Unfortunately, this contrast between in-person and "online" experience extends to more than the food-service industry. Indeed, in higher education, interpersonal communication (read: face-to-face conversation vs. social media), and retail sales, the same thing too often happens; that is, when people are interacting vis-a-vis, there is much more personal accountability than when they are operating through some medium that provides both temporal and virtual distance. The result is typically two vastly different outcomes, one that is satisfying and one that is less so. Naturally, this is not categorical, but I have little doubt my readers can think of numerous supporting examples such as the loudmouth social media instigator who seems so nice in person, the online retail distributor who is quick to deny one's service claim whilst the in-store representatives are always so accommodating, or the distance-learning professor who would never get away with only a single weekly communications exchange with his students in a residential setting. Although it doesn't have to be so, online modalities are plagued by this "Chipotle Principle": the notion that without strict safeguards of accountability, virtual experiences can quickly devolve into substandard, unfulfilling consumer experiences that create apparent or real differences between the in-person "haves" and the virtual "have nots." And in a world that is increasingly going the way of remote technology, the problem becomes more pronounced every day.

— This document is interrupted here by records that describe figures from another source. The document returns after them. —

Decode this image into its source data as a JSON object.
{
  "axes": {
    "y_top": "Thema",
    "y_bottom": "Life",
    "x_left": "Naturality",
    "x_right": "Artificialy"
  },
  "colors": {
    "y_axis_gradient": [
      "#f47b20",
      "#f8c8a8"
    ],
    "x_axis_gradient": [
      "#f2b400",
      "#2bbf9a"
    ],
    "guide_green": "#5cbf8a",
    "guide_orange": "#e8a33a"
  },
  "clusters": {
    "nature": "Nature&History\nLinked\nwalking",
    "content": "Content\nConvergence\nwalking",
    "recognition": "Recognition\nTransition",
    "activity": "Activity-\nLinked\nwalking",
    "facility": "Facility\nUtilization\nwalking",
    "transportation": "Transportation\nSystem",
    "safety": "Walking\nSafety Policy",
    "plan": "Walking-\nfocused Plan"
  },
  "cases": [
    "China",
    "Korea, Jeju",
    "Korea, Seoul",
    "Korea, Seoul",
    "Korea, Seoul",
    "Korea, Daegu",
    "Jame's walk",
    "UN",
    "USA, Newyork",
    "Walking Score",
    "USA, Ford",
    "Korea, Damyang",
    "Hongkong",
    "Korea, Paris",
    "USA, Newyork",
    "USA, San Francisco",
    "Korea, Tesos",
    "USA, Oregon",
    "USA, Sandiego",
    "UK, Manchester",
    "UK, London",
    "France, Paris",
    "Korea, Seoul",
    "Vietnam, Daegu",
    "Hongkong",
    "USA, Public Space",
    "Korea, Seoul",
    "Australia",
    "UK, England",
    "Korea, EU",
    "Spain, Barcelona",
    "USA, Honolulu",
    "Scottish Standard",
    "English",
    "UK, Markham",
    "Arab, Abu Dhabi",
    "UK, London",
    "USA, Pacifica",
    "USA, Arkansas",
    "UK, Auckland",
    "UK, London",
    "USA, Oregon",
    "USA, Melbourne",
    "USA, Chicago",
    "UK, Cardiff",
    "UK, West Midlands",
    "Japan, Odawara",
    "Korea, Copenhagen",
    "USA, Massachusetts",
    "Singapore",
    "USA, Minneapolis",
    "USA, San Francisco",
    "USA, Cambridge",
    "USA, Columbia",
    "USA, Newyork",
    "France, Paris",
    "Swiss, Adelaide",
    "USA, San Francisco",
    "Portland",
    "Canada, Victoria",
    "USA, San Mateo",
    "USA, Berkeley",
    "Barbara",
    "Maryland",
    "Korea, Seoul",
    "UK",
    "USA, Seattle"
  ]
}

Yet, lest I leave you on a note of despair, I don't believe we must needs resign ourselves to defeat. We are under no compulsion to embrace as truth the actual vs. virtual dichotomy and, thus, license inferior performance in one modality as compared to the other. We can establish controls that eschew systemic inadequacies in every realm of business, education, and other venue. Indeed, organizational leaders and customers should demand excellence at all times and object when such excellence is wanting. To do otherwise is merely to give up and give in...to accept mediocrity in a world moving quickly toward virtual virtuality. That is to say, given where remote technologies are taking us, if we don't arrest our descent from accountability now, then we are destined for a very dark age ahead where the things that bring fullness to the human experience will become merely cultural lore and where the things that once brought chipotle-like spice and zest to life will become only lukewarm and bland remnants of a bygone era.